Washington • The Federal Reserve probably will announce a new bond buying program in December to try to spur job growth.
The purchases would be intended to lower long-term borrowing rates to encourage spending and strengthen the economy. The hope is that more hiring would follow.
Minutes of the Fed's Oct. 23-24 policy meeting released Wednesday suggest that it will unveil a Treasury-buying plan to replace a program that expires at year's end. Under the existing program, called Operation Twist, the Fed has been selling $45 billion a month in short-term Treasurys and using the proceeds to buy an equal amount of longer-term securities.
When Operation Twist ends, the Fed will run out of short-term investments to sell. The minutes show support among the Fed's policymakers to replace Twist with another program of long-term bond purchases.
A new bond-buying program would come on top of a program the Fed launched in September. It began buying $40 billion a month in mortgage bonds to try to reduce long-term rates and make home buying more affordable. It was its third round of bond purchases.
The Fed also said in September that it planned to keep its benchmark short-term rate near zero through mid-2015. And it signaled a readiness to take other stimulative steps if hiring didn't pick up.
The Fed reaffirmed that stance at its October policy meeting but took no new action. Officials decided to wait to see whether the aggressive steps they announced in September would boost the economy.

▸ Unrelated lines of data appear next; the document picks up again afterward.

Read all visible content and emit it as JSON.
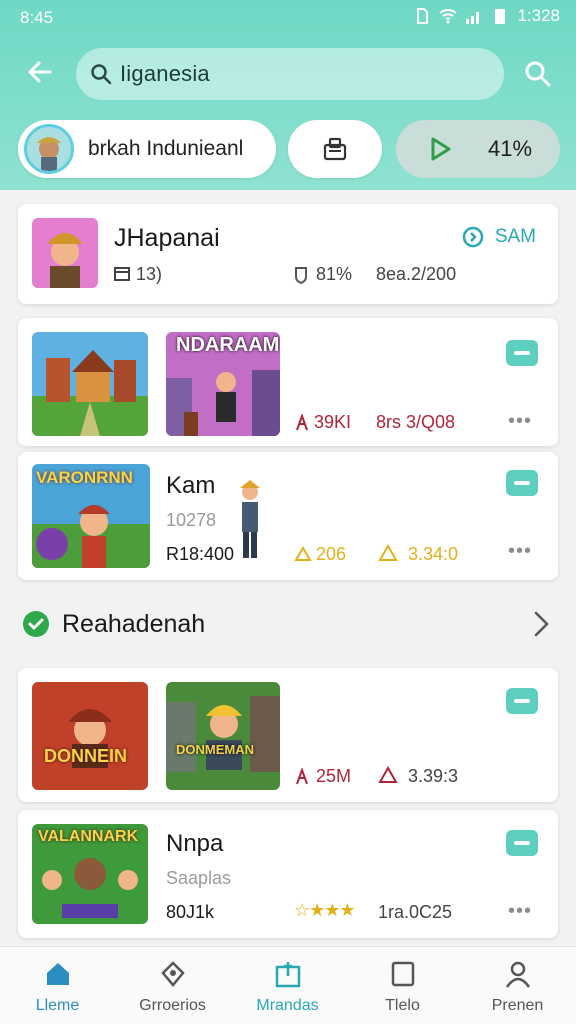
{
  "status_bar": {
    "time": "8:45",
    "clock_right": "1:328"
  },
  "header": {
    "search": {
      "value": "Iiganesia"
    },
    "profile_chip_label": "brkah Indunieanl",
    "play_chip_value": "41%"
  },
  "featured": {
    "title": "JHapanai",
    "meta1": "13)",
    "meta2": "81%",
    "meta3": "8ea.2/200",
    "action_label": "SAM"
  },
  "row1": {
    "thumb2_text": "NDARAAM",
    "stat1": "39KI",
    "stat2": "8rs 3/Q08"
  },
  "row2": {
    "thumb_text": "VARONRNN",
    "title": "Kam",
    "subtitle": "10278",
    "price": "R18:400",
    "stat1": "206",
    "stat2": "3.34:0"
  },
  "section": {
    "title": "Reahadenah"
  },
  "row3": {
    "thumb1_text": "DONNEIN",
    "thumb2_text": "DONMEMAN",
    "stat1": "25M",
    "stat2": "3.39:3"
  },
  "row4": {
    "thumb_text": "VALANNARK",
    "title": "Nnpa",
    "subtitle": "Saaplas",
    "price": "80J1k",
    "stat2": "1ra.0C25"
  },
  "nav": [
    {
      "label": "Lleme"
    },
    {
      "label": "Grroerios"
    },
    {
      "label": "Mrandas"
    },
    {
      "label": "Tlelo"
    },
    {
      "label": "Prenen"
    }
  ],
  "colors": {
    "header": "#6ed8c4",
    "accent": "#5ccfbf",
    "active_nav": "#2aa7b5",
    "stat_red": "#b0243a",
    "stat_gold": "#e2b11a",
    "check_green": "#2ea84a"
  }
}
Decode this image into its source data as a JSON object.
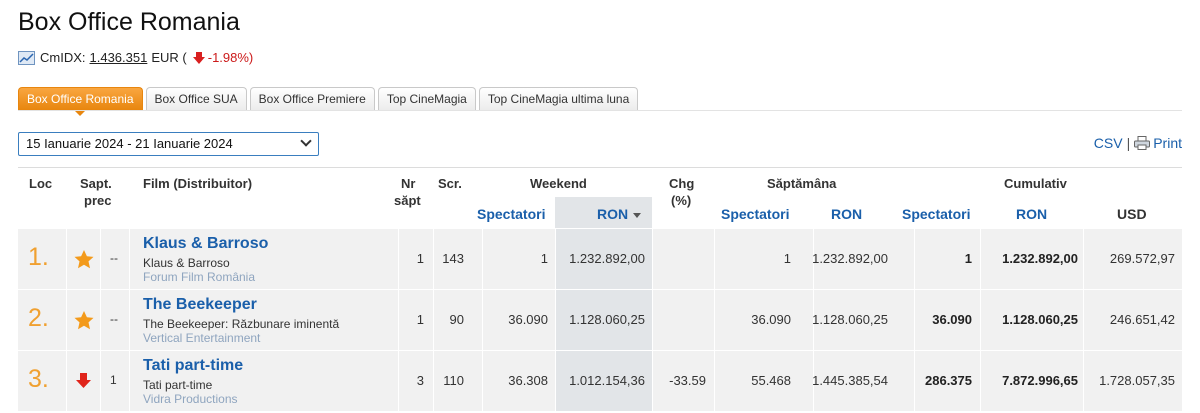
{
  "page_title": "Box Office Romania",
  "cmidx": {
    "label": "CmIDX:",
    "value": "1.436.351",
    "currency": "EUR (",
    "change": "-1.98%)",
    "icon": "chart-icon",
    "change_icon": "down-arrow-icon"
  },
  "tabs": [
    {
      "label": "Box Office Romania",
      "active": true
    },
    {
      "label": "Box Office SUA",
      "active": false
    },
    {
      "label": "Box Office Premiere",
      "active": false
    },
    {
      "label": "Top CineMagia",
      "active": false
    },
    {
      "label": "Top CineMagia ultima luna",
      "active": false
    }
  ],
  "date_select": {
    "selected": "15 Ianuarie 2024 - 21 Ianuarie 2024"
  },
  "export": {
    "csv": "CSV",
    "separator": "|",
    "print": "Print"
  },
  "table": {
    "headers": {
      "loc": "Loc",
      "sapt_prec_1": "Sapt.",
      "sapt_prec_2": "prec",
      "film": "Film (Distribuitor)",
      "nr_1": "Nr",
      "nr_2": "săpt",
      "scr": "Scr.",
      "weekend": "Weekend",
      "chg_1": "Chg",
      "chg_2": "(%)",
      "saptamana": "Săptămâna",
      "cumulativ": "Cumulativ",
      "weekend_spectatori": "Spectatori",
      "weekend_ron": "RON",
      "saptamana_spectatori": "Spectatori",
      "saptamana_ron": "RON",
      "cum_spectatori": "Spectatori",
      "cum_ron": "RON",
      "cum_usd": "USD"
    },
    "rows": [
      {
        "rank": "1.",
        "trend": "new",
        "prev": "--",
        "title": "Klaus & Barroso",
        "original": "Klaus & Barroso",
        "distributor": "Forum Film România",
        "weeks": "1",
        "screens": "143",
        "wk_spect": "1",
        "wk_ron": "1.232.892,00",
        "chg": "",
        "sapt_spect": "1",
        "sapt_ron": "1.232.892,00",
        "cum_spect": "1",
        "cum_ron": "1.232.892,00",
        "cum_usd": "269.572,97"
      },
      {
        "rank": "2.",
        "trend": "new",
        "prev": "--",
        "title": "The Beekeeper",
        "original": "The Beekeeper: Răzbunare iminentă",
        "distributor": "Vertical Entertainment",
        "weeks": "1",
        "screens": "90",
        "wk_spect": "36.090",
        "wk_ron": "1.128.060,25",
        "chg": "",
        "sapt_spect": "36.090",
        "sapt_ron": "1.128.060,25",
        "cum_spect": "36.090",
        "cum_ron": "1.128.060,25",
        "cum_usd": "246.651,42"
      },
      {
        "rank": "3.",
        "trend": "down",
        "prev": "1",
        "title": "Tati part-time",
        "original": "Tati part-time",
        "distributor": "Vidra Productions",
        "weeks": "3",
        "screens": "110",
        "wk_spect": "36.308",
        "wk_ron": "1.012.154,36",
        "chg": "-33.59",
        "sapt_spect": "55.468",
        "sapt_ron": "1.445.385,54",
        "cum_spect": "286.375",
        "cum_ron": "7.872.996,65",
        "cum_usd": "1.728.057,35"
      }
    ]
  },
  "colors": {
    "accent": "#e8860e",
    "link": "#1a5faa",
    "rank": "#f0a030",
    "negative": "#cc1a1a",
    "distributor": "#8fa5bf"
  }
}
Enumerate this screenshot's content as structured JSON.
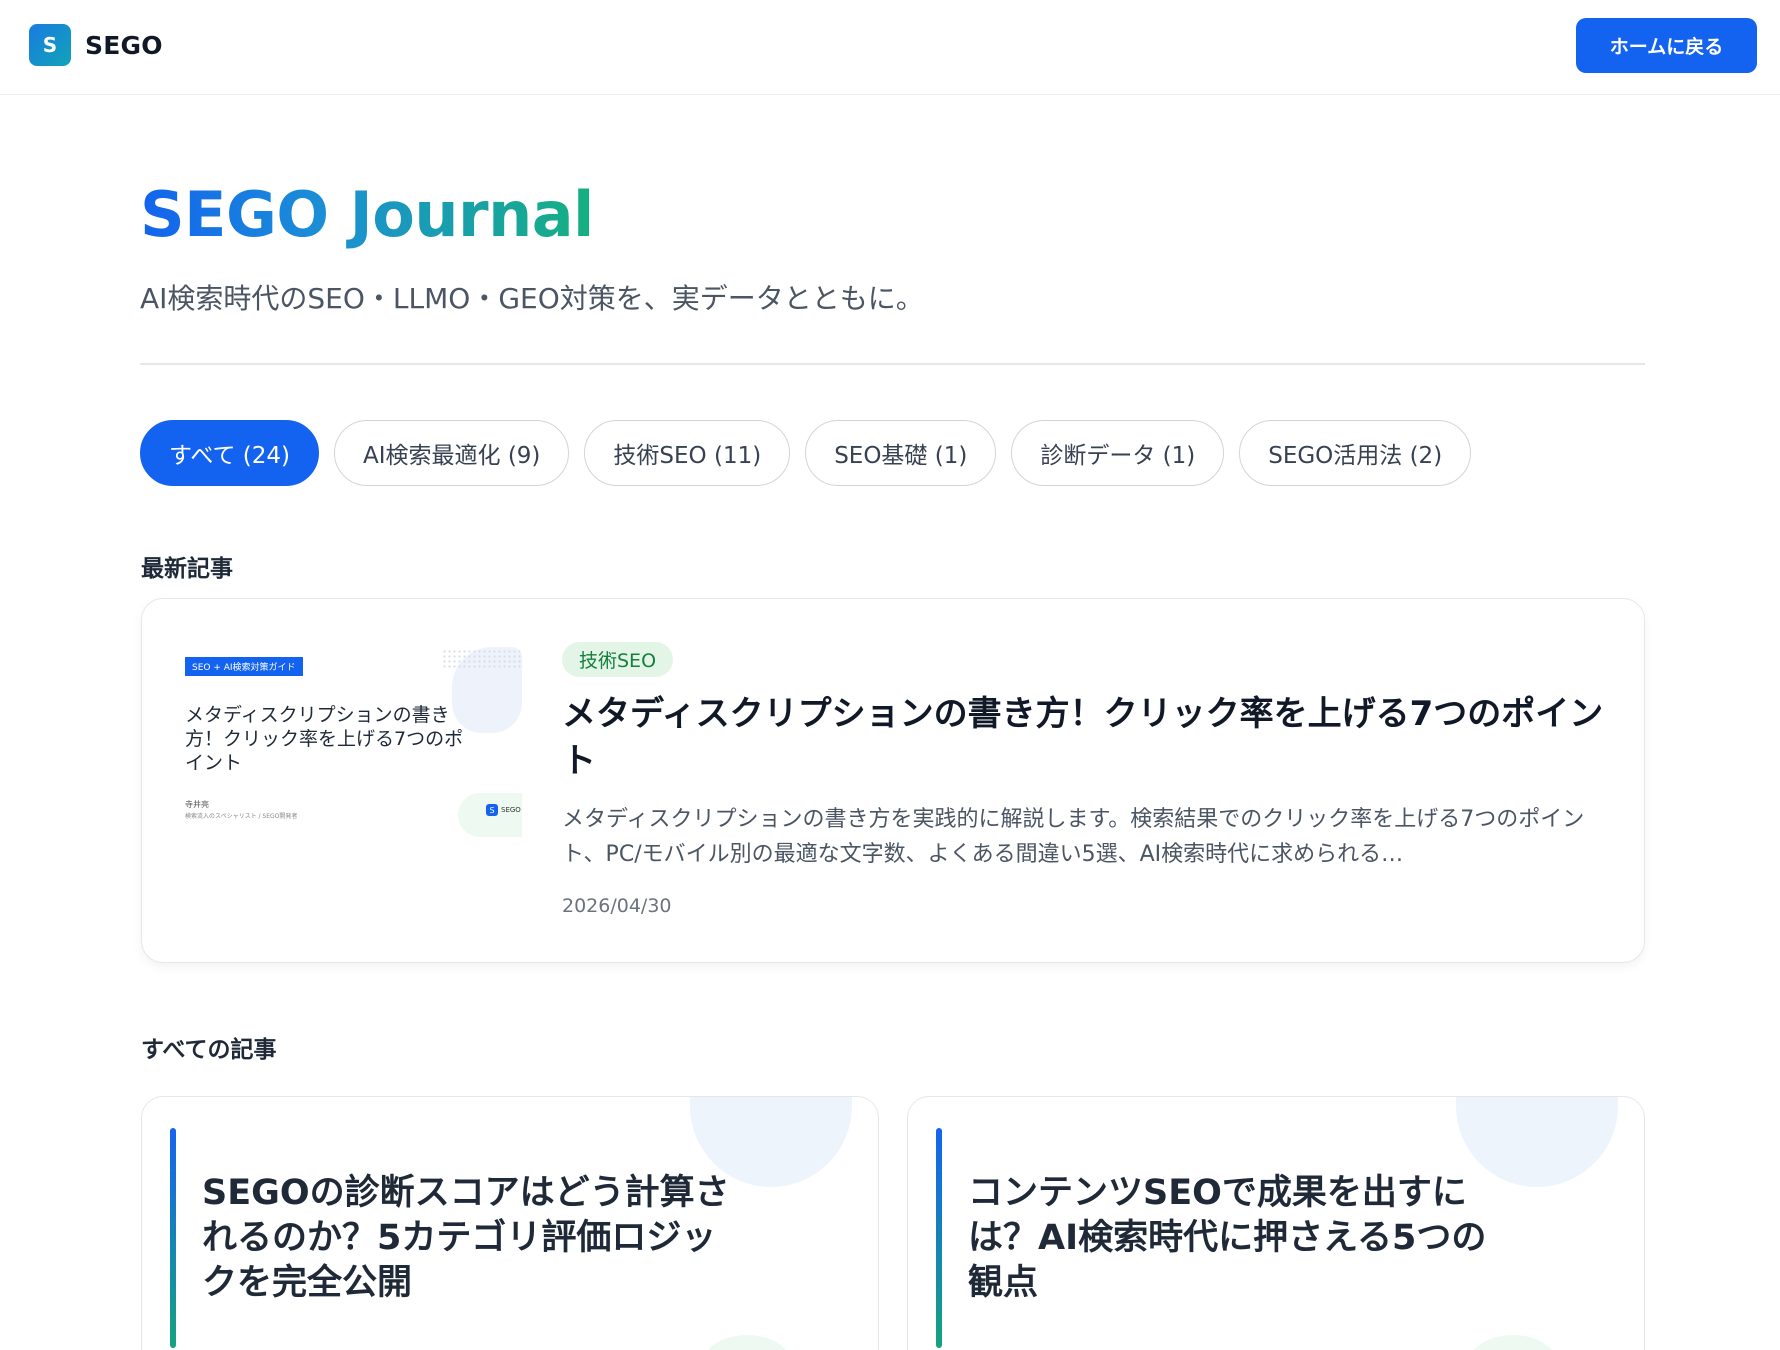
{
  "header": {
    "logo_mark": "S",
    "logo_text": "SEGO",
    "home_button": "ホームに戻る"
  },
  "hero": {
    "title": "SEGO Journal",
    "subtitle": "AI検索時代のSEO・LLMO・GEO対策を、実データとともに。"
  },
  "filters": [
    {
      "label": "すべて (24)",
      "active": true
    },
    {
      "label": "AI検索最適化 (9)",
      "active": false
    },
    {
      "label": "技術SEO (11)",
      "active": false
    },
    {
      "label": "SEO基礎 (1)",
      "active": false
    },
    {
      "label": "診断データ (1)",
      "active": false
    },
    {
      "label": "SEGO活用法 (2)",
      "active": false
    }
  ],
  "sections": {
    "latest": "最新記事",
    "all": "すべての記事"
  },
  "featured": {
    "thumbnail": {
      "tag": "SEO + AI検索対策ガイド",
      "title": "メタディスクリプションの書き方！クリック率を上げる7つのポイント",
      "author": "寺井亮",
      "author_desc": "検索流入のスペシャリスト / SEGO開発者",
      "logo_mark": "S",
      "logo_text": "SEGO"
    },
    "category": "技術SEO",
    "title": "メタディスクリプションの書き方！クリック率を上げる7つのポイント",
    "excerpt": "メタディスクリプションの書き方を実践的に解説します。検索結果でのクリック率を上げる7つのポイント、PC/モバイル別の最適な文字数、よくある間違い5選、AI検索時代に求められる…",
    "date": "2026/04/30"
  },
  "articles": [
    {
      "title": "SEGOの診断スコアはどう計算されるのか？5カテゴリ評価ロジックを完全公開"
    },
    {
      "title": "コンテンツSEOで成果を出すには？AI検索時代に押さえる5つの観点"
    }
  ],
  "colors": {
    "primary": "#1463f0",
    "accent_green": "#16b07f",
    "badge_bg": "#e3f5e7",
    "badge_text": "#15803d"
  }
}
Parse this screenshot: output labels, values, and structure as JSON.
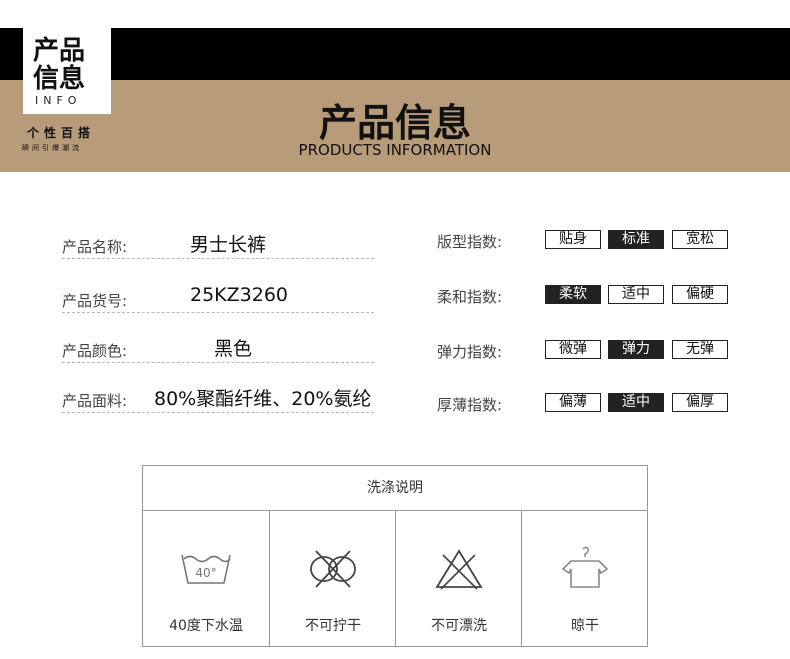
{
  "header": {
    "logo_line1": "产品",
    "logo_line2": "信息",
    "logo_info": "INFO",
    "slogan": "个性百搭",
    "slogan_sub": "瞬间引爆潮流",
    "title": "产品信息",
    "subtitle": "PRODUCTS INFORMATION"
  },
  "info": [
    {
      "label": "产品名称:",
      "value": "男士长裤"
    },
    {
      "label": "产品货号:",
      "value": "25KZ3260"
    },
    {
      "label": "产品颜色:",
      "value": "黑色"
    },
    {
      "label": "产品面料:",
      "value": "80%聚酯纤维、20%氨纶"
    }
  ],
  "indices": [
    {
      "label": "版型指数:",
      "options": [
        "贴身",
        "标准",
        "宽松"
      ],
      "selected": 1
    },
    {
      "label": "柔和指数:",
      "options": [
        "柔软",
        "适中",
        "偏硬"
      ],
      "selected": 0
    },
    {
      "label": "弹力指数:",
      "options": [
        "微弹",
        "弹力",
        "无弹"
      ],
      "selected": 1
    },
    {
      "label": "厚薄指数:",
      "options": [
        "偏薄",
        "适中",
        "偏厚"
      ],
      "selected": 1
    }
  ],
  "care": {
    "title": "洗涤说明",
    "wash_temp": "40°",
    "items": [
      {
        "label": "40度下水温",
        "icon": "wash-40-icon"
      },
      {
        "label": "不可拧干",
        "icon": "no-wring-icon"
      },
      {
        "label": "不可漂洗",
        "icon": "no-bleach-icon"
      },
      {
        "label": "晾干",
        "icon": "hang-dry-icon"
      }
    ]
  },
  "colors": {
    "band": "#b89b78",
    "bar": "#000000",
    "selected": "#222222"
  }
}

In a statement after the October meeting, the Fed said that although the economy was improving moderately, job growth remained slow and the unemployment rate elevated. The rate is 7.9 percent.
Many analysts say the economy is growing in the October-December quarter at a weak annual rate below 2 percent too slow to drive down unemployment. In part, that's why the Fed is expected to take further action at its final policy meeting of the year, Dec. 11-12.
Operation Twist hasn't expanded the Fed's portfolio of bond holdings. It's instead revamped the portfolio by shrinking the proportion made up of short-term investments and expanding the proportion made up of longer-term investments.
If the Fed launches a new bond-buying program, it would expand the portfolio.
Critics say that by continually pumping of money into the financial system the Fed is heightening the risk of high inflation. But Fed Chairman Ben Bernanke and his allies think the bigger risk would come from doing too little to boost a persistently sluggish economy.